The Covid-19 pandemic has highlighted the urgency of developing treatments and vaccines against emerging infections. The opportunity to relaunch the fight against antibiotic resistance. But for that, the speakers of the second round table of the symposium of Pharmaceuticals
on infectious diseases came to testify to the need to build a viable business model for manufacturers.

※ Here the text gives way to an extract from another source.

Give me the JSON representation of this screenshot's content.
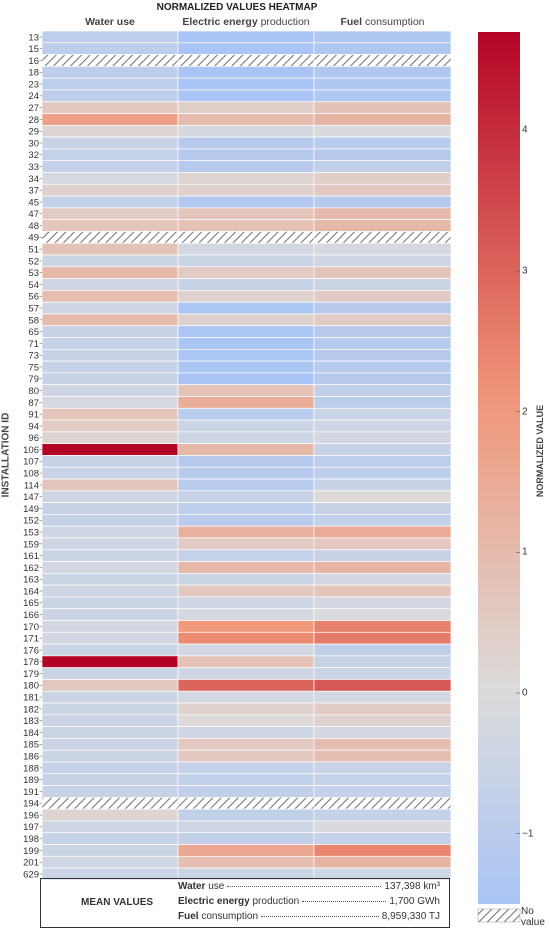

“If France has been proactive in the fight against antibiotic resistance with the establishment of a system for monitoring the consumption of antibiotics and associated resistance, it should have drawn the consequences earlier, poses the Dr Jean Carlet, honorary president of the Alliance against the development of multi-resistant bacteria, and president of the ministerial task force on the protection of the 2015 decrees, at the opening of the second round table of the colloquium of Pharmaceuticals dedicated to infectious diseases. But the Covid-19 crisis has made citizens aware of microbial transmission, and antibiotic resistance is now a subject we can talk about, ”he says with satisfaction. Still, the current business model, which correlates revenues to sales volumes, is not an incentive for industrial investment. “The problem of antibiotic resistance is to finance the development of new ones, of which we will do everything so that they are little used”, explains Pierre Dubois, professor of economics at the Toulouse School of Economics, who has thus observed for decades a drying up of the innovation pipeline in this sector.

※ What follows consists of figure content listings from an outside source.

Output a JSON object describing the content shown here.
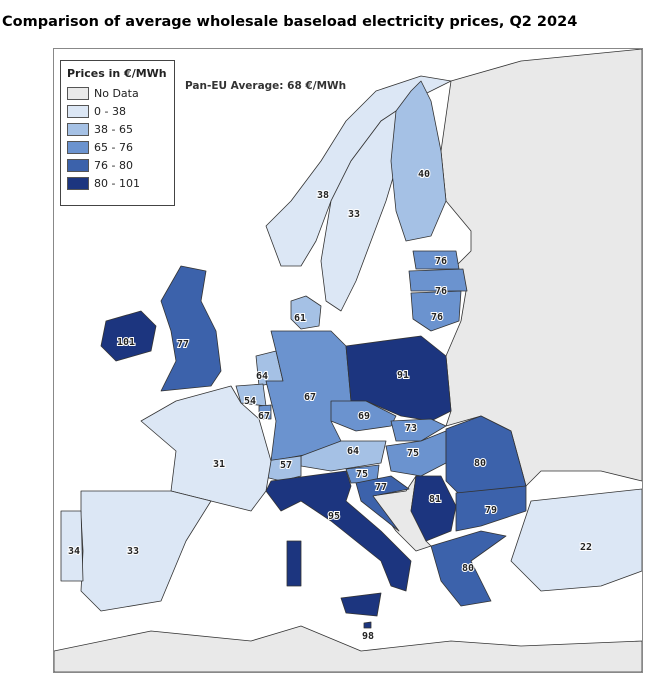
{
  "title": "Comparison of average wholesale baseload electricity prices, Q2 2024",
  "average_label": "Pan-EU Average: 68 €/MWh",
  "legend": {
    "title": "Prices in €/MWh",
    "items": [
      {
        "label": "No Data",
        "color": "#e9e9e9"
      },
      {
        "label": "0 - 38",
        "color": "#dce7f5",
        "min": 0,
        "max": 38
      },
      {
        "label": "38 - 65",
        "color": "#a5c1e5",
        "min": 38,
        "max": 65
      },
      {
        "label": "65 - 76",
        "color": "#6b93cf",
        "min": 65,
        "max": 76
      },
      {
        "label": "76 - 80",
        "color": "#3c62ab",
        "min": 76,
        "max": 80
      },
      {
        "label": "80 - 101",
        "color": "#1c357f",
        "min": 80,
        "max": 101
      }
    ]
  },
  "countries": {
    "norway": "38",
    "sweden": "33",
    "finland": "40",
    "estonia": "76",
    "latvia": "76",
    "lithuania": "76",
    "denmark": "61",
    "ireland": "101",
    "uk": "77",
    "netherlands": "64",
    "belgium": "54",
    "luxembourg": "67",
    "germany": "67",
    "poland": "91",
    "czechia": "69",
    "slovakia": "73",
    "austria": "64",
    "hungary": "75",
    "switzerland": "57",
    "slovenia": "75",
    "croatia": "77",
    "italy": "95",
    "serbia": "81",
    "romania": "80",
    "bulgaria": "79",
    "greece": "80",
    "france": "31",
    "spain": "33",
    "portugal": "34",
    "turkey": "22",
    "malta": "98"
  }
}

Low prices, low quantities
Adapt business models
An Van Gerven, Director of the Hospital Division of Pfizer France, agrees with the need for innovation in the field. Pfizer has three plans to consider in its pipeline, the developments of which it wants to lead within five years. “The group is also forging specific alliances,” she says. The levers are those of the prevention of antibiotic resistance through the implementation of monitoring and diagnostic tools, the promotion of good use and the use of new economic models. “One of the solutions is to remove the link between income and the quantities of products sold,” asks Pierre Dubois. This is called the subscription model, independent of consumption. “It helps attract industrial investment, but it is expensive to implement,” he tempers. Another solution is on the market, that of the transfer of the exclusive patent rights of a newly approved antimicrobial to another product already in the portfolio of the manufacturer holding the MA or that of a third party, in any what a therapeutic area. Experiments that must prove their worth soon.